Intra- and inter-spatial variability of meiofauna in hadal trenches is linked to microbial activity and food availability

Abstract

Hadal trenches are depocenters for organic material, and host intensified benthic microbial activity. The enhanced deposition is presumed to be reflected in elevated meiofaunal standing-stock, but available studies are ambiguous. Here, we investigate the distribution of meiofauna along the Atacama Trench axis and adjacent abyssal and bathyal settings in order to relate the meiofauna densities to proxies for food availability. Meiofauna densities peaked at the sediment surface and attenuated steeply with increasing sediment depth. The distribution mirrored the vertical profile of the microbial-driven oxygen consumption rate demonstrating a close linkage between microbial activity and meiofauna density. Meiofaunal standing-stock along the trench axis varied by a factor of two, but were markedly higher than values from the abyssal site at the oceanic plate. Overall, meiofaunal densities poorly correlated with common proxies for food availability such as total organic carbon and phytopigments, but strongly correlated with the microbial benthic O₂ consumption rate. We argue that microbial biomass likely represents an important meiofaunal food source for hadal meiofauna. Observations from three trench systems underlying surface water of highly different productivity confirmed elevated meiofaunal densities at the trench axis as compared to abyssal sites on oceanic plates. Food availability appear to drive elevated abundance and variations in meiofauna densities in hadal sediments.

Figure 1

Locations of multi-corer deployments on trench axis (A2–A6 & A10), on the bathyal (A1) and abyssal (A9) sites on the continental margin, and on the oceanward abyssal plain (A7). White square Danovaro et al. hadal site; black squares Danovaro et al. bathyal sites.

Figure 2

Vertical distribution of meiofauna density (A, C, E, G) and meiofauna respiration, O₂ micro-profiles and volume specific O₂ consumption (B, D, F, H) of four selected sites. For figures on right side: blue line bars – volume specific O₂ consumption; grey bars – meiofauna respiration with standard errors; red dots – O₂ micro-profiles. Values of meiofauna respiration was multiplied by 5 for better representation. Values of the volume specific O₂ consumption is a subset of data presented in Glud et al..

Figure 3

Total meiofauna density (A) and biomass (B) of integrated sediment column up to 5 cm depth. Light blue – bathyal depth; blue – abyssal depths; dark blue – hadal depths. One-way ANOVA, density – F: 9.8, p < 0.001, df.: 8. One-way ANOVA, biomass – F:7.0, p < 0.001, df.: 8. Lowercase letter above each box are results from Tukey pairwise test.

Figure 4

Regressions of meiofauna density/biomass against diffusive oxygen uptake (DOU) (A, B) and total organic carbon (C, D).

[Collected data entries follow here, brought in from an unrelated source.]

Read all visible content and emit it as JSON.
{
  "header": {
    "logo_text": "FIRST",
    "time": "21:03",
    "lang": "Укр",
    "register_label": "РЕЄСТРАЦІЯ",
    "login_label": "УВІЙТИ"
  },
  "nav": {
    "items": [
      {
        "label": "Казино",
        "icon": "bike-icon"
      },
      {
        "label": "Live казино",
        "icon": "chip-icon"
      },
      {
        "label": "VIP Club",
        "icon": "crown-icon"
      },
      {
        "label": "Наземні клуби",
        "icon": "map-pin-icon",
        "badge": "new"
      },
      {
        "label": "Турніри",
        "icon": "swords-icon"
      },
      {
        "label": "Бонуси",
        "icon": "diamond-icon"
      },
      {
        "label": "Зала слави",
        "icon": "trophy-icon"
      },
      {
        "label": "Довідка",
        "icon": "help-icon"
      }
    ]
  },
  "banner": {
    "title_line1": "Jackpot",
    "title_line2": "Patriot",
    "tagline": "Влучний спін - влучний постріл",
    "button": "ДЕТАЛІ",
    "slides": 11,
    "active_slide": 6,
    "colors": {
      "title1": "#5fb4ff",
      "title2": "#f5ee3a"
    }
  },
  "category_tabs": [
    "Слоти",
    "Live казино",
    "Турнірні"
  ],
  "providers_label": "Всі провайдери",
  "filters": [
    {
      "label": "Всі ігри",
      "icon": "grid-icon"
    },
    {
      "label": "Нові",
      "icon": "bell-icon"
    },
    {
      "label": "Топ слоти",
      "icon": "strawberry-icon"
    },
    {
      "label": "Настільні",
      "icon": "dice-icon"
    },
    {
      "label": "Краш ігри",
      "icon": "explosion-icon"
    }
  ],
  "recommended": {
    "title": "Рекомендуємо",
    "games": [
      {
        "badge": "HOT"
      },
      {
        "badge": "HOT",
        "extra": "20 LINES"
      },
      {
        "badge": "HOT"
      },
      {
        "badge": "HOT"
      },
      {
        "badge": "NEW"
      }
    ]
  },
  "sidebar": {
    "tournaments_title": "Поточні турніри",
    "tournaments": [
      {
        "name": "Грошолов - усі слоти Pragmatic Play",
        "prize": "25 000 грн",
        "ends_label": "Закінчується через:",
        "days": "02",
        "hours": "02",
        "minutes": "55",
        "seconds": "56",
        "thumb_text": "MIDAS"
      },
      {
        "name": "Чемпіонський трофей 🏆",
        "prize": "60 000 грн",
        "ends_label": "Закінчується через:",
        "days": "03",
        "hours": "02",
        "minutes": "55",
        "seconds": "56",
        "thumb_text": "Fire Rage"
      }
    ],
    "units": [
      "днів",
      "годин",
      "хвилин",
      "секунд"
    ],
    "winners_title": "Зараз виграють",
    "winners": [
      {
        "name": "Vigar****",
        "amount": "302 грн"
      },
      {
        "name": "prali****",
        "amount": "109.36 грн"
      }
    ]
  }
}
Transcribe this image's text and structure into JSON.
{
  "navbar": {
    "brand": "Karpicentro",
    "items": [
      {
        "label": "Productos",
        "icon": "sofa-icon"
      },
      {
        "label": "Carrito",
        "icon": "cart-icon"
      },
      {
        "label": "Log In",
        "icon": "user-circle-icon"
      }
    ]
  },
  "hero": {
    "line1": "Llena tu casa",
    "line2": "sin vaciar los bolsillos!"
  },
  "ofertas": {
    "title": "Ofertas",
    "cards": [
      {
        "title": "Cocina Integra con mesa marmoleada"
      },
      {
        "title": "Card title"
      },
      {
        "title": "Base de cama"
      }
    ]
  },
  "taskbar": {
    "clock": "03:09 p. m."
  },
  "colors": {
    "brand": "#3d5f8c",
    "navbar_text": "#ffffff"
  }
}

Light blue triangle – bathyal depth; blue circles – abyssal depths; dark blue squares – hadal depths. Data of DOU is a subset of data presented in Glud et al..

Figure 5

Comparison of trench axis and adjacent abyssal plain of Atacama, Japan, Kuril-Kamchatka and Tonga trenches. * this study. ** data compiled from Schimdt & Arbizu, Schmidt et al., and Itoh et al. comprising: 8 abyssal plain and 7 trench axis sites. *** data compiled from Leduc et al. comprising: 1 abyssal plain and trench axis site each. All data compiled in this figure is up to 5 cm sediment depth and abyssal plain sites are on the oceanic plate. Net primary production (NPP) values was derived using Behrenfeld & Falkovski model and remote sensing data from the period 2009–2018 and previous presented in: #—Glud et al.; §—Oguri et al. (in prep).